“Al primer revés, te volverán la espalda para servir y hacerse gratos al vencedor” Maquiavelo, El Príncipe
El libro-testimonio de Jorge Serrano, La guayaba tiene dueño, posee aires de novela. No veo por qué no puede ser novelesco aunque sea histórico y autobiográfico. Una vida que no sea novelesca no merece ser brindada a los lectores, so pena de condenarlos al aburrimiento. Este es un libro de protesta contra las fuerzas oscuras que no sólo le arrebataron el poder conquistado en honestas elecciones, sino que lo hicieron abandonar la patria con falsas acusaciones.

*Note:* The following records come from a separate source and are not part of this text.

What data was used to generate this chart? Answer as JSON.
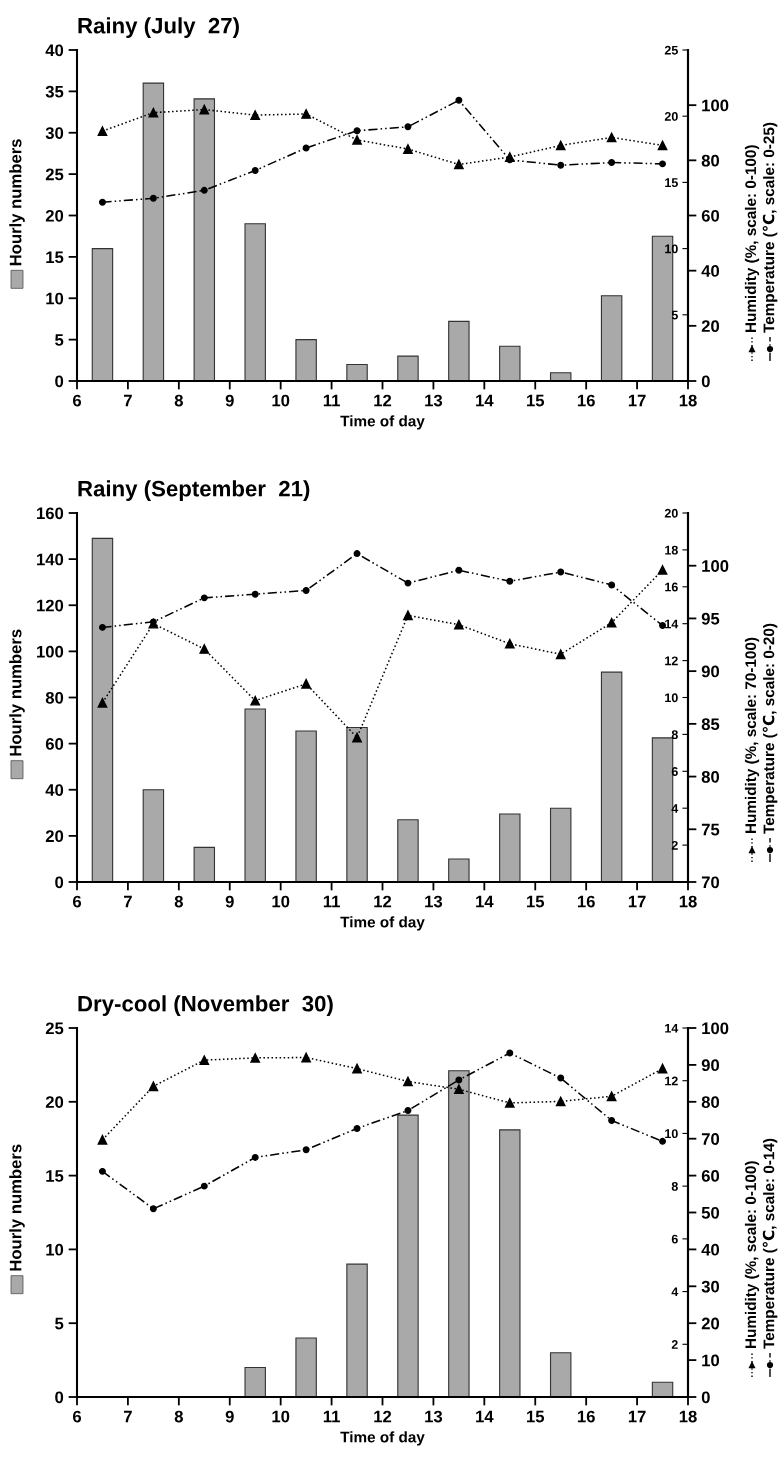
{
  "chart_data": [
    {
      "type": "bar",
      "title": "Rainy (July  27)",
      "xlabel": "Time of day",
      "ylabel": "Hourly numbers",
      "y2label": "Humidity (%, scale: 0-100)",
      "y3label": "Temperature (℃, scale: 0-25)",
      "x": [
        6.5,
        7.5,
        8.5,
        9.5,
        10.5,
        11.5,
        12.5,
        13.5,
        14.5,
        15.5,
        16.5,
        17.5
      ],
      "xlim": [
        6,
        18
      ],
      "xticks": [
        6,
        7,
        8,
        9,
        10,
        11,
        12,
        13,
        14,
        15,
        16,
        17,
        18
      ],
      "ylim": [
        0,
        40
      ],
      "yticks": [
        0,
        5,
        10,
        15,
        20,
        25,
        30,
        35,
        40
      ],
      "y2lim": [
        0,
        120
      ],
      "y2ticks": [
        0,
        20,
        40,
        60,
        80,
        100
      ],
      "y3lim": [
        0,
        25
      ],
      "y3ticks": [
        5,
        10,
        15,
        20,
        25
      ],
      "series": [
        {
          "type": "bar",
          "color": "#a9a9a9",
          "values": [
            16,
            36,
            34.1,
            19,
            5,
            2,
            3,
            7.2,
            4.2,
            1,
            10.3,
            17.5
          ]
        },
        {
          "type": "line",
          "axis": "y2",
          "color": "#000000",
          "marker": "triangle",
          "line_style": "dotted",
          "values": [
            90.6,
            97.3,
            98.4,
            96.4,
            96.8,
            87.4,
            84.1,
            78.5,
            81.2,
            85.4,
            88.3,
            85.4
          ]
        },
        {
          "type": "line",
          "axis": "y3",
          "color": "#000000",
          "marker": "circle",
          "line_style": "dashdot",
          "values": [
            13.5,
            13.8,
            14.4,
            15.9,
            17.6,
            18.9,
            19.2,
            21.2,
            16.7,
            16.3,
            16.5,
            16.4
          ]
        }
      ]
    },
    {
      "type": "bar",
      "title": "Rainy (September  21)",
      "xlabel": "Time of day",
      "ylabel": "Hourly numbers",
      "y2label": "Humidity (%, scale: 70-100)",
      "y3label": "Temperature (℃, scale: 0-20)",
      "x": [
        6.5,
        7.5,
        8.5,
        9.5,
        10.5,
        11.5,
        12.5,
        13.5,
        14.5,
        15.5,
        16.5,
        17.5
      ],
      "xlim": [
        6,
        18
      ],
      "xticks": [
        6,
        7,
        8,
        9,
        10,
        11,
        12,
        13,
        14,
        15,
        16,
        17,
        18
      ],
      "ylim": [
        0,
        160
      ],
      "yticks": [
        0,
        20,
        40,
        60,
        80,
        100,
        120,
        140,
        160
      ],
      "y2lim": [
        70,
        105
      ],
      "y2ticks": [
        70,
        75,
        80,
        85,
        90,
        95,
        100
      ],
      "y3lim": [
        0,
        20
      ],
      "y3ticks": [
        2,
        4,
        6,
        8,
        10,
        12,
        14,
        16,
        18,
        20
      ],
      "series": [
        {
          "type": "bar",
          "color": "#a9a9a9",
          "values": [
            149,
            40,
            15,
            75,
            65.5,
            67,
            27,
            10,
            29.5,
            32,
            91,
            62.5
          ]
        },
        {
          "type": "line",
          "axis": "y2",
          "color": "#000000",
          "marker": "triangle",
          "line_style": "dotted",
          "values": [
            87.0,
            94.5,
            92.1,
            87.2,
            88.8,
            83.7,
            95.3,
            94.4,
            92.6,
            91.6,
            94.6,
            99.6
          ]
        },
        {
          "type": "line",
          "axis": "y3",
          "color": "#000000",
          "marker": "circle",
          "line_style": "dashdot",
          "values": [
            13.8,
            14.1,
            15.4,
            15.6,
            15.8,
            17.8,
            16.2,
            16.9,
            16.3,
            16.8,
            16.1,
            13.9
          ]
        }
      ]
    },
    {
      "type": "bar",
      "title": "Dry-cool (November  30)",
      "xlabel": "Time of day",
      "ylabel": "Hourly numbers",
      "y2label": "Humidity (%, scale: 0-100)",
      "y3label": "Temperature (℃, scale: 0-14)",
      "x": [
        6.5,
        7.5,
        8.5,
        9.5,
        10.5,
        11.5,
        12.5,
        13.5,
        14.5,
        15.5,
        16.5,
        17.5
      ],
      "xlim": [
        6,
        18
      ],
      "xticks": [
        6,
        7,
        8,
        9,
        10,
        11,
        12,
        13,
        14,
        15,
        16,
        17,
        18
      ],
      "ylim": [
        0,
        25
      ],
      "yticks": [
        0,
        5,
        10,
        15,
        20,
        25
      ],
      "y2lim": [
        0,
        100
      ],
      "y2ticks": [
        0,
        10,
        20,
        30,
        40,
        50,
        60,
        70,
        80,
        90,
        100
      ],
      "y3lim": [
        0,
        14
      ],
      "y3ticks": [
        2,
        4,
        6,
        8,
        10,
        12,
        14
      ],
      "series": [
        {
          "type": "bar",
          "color": "#a9a9a9",
          "values": [
            0,
            0,
            0,
            2,
            4,
            9,
            19.1,
            22.1,
            18.1,
            3,
            0,
            1
          ]
        },
        {
          "type": "line",
          "axis": "y2",
          "color": "#000000",
          "marker": "triangle",
          "line_style": "dotted",
          "values": [
            69.7,
            84.2,
            91.3,
            91.9,
            92.0,
            89.0,
            85.5,
            83.4,
            79.7,
            80.1,
            81.5,
            89.0
          ]
        },
        {
          "type": "line",
          "axis": "y3",
          "color": "#000000",
          "marker": "circle",
          "line_style": "dashdot",
          "values": [
            8.56,
            7.14,
            8.0,
            9.09,
            9.38,
            10.19,
            10.87,
            12.03,
            13.05,
            12.1,
            10.49,
            9.7
          ]
        }
      ]
    }
  ]
}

El tono de este libro, como una gran cantidad de libros que he tenido la suerte de leer, le da sentido a una vibrante frase de Unamuno (¿qué frase de ese señor no es vibrante?): «Me molesta oír decir de un hombre que habla como un libro. Prefiero los libros que hablan como hombres».
El estilo de Serrano es coloquial y sin pretensiones. Comprometido con la religión, no profiere amenazas ni se deja arrastrar por odios recalcitrantes.
A lo que realmente aspira este libro es a llegar al pueblo guatemalteco, a las hacedoras de tortillas y sus clientes, a los burócratas, al hombre que arranca las malas hierbas y siembra; a los oficinistas y conductores de carretas y camiones, al que juega fútbol, a los que tejen hamacas, al que ordeña y al que bebe la leche, al que enseña y al que estudia, al de la marimba y al que canta. Pretende consolar a los familiares de las víctimas de la guerra que él con tanto ahínco trató de poner fin. Por eso, este libro no lo recomienda a coroneles ni generales con doradas charreteras sino al soldado joven que no mira como enemigo al pueblo y todavía cree en la patria. Hay, eso sí, una decisión de proclamar su verdad. La que, nos dice, mantuvo callada por más de 20 años.
Demuestra con pruebas que sus enemigos, a pesar del poder absoluto que ejercen sobre la historia, con todo y ser dueños y señores de sus archivos, de todas las factura habidas y no habidas, no ha sido capaz de probar al país que le dio asilo a Jorge Serrano, ni un gramo de culpabilidad. Así mismo, asumo, tampoco pudieron demostrárselo al pueblo de Guatemala. Entonces, ¿cómo justificar su golpe? Si quieren saberlo, lean La guayaba tiene dueño.
Por último, finalizo aclarando por qué titulé mi presentación Bajo el guayabo? Porque, como Newton, estoy esperando que se cumpla la ley de gravedad.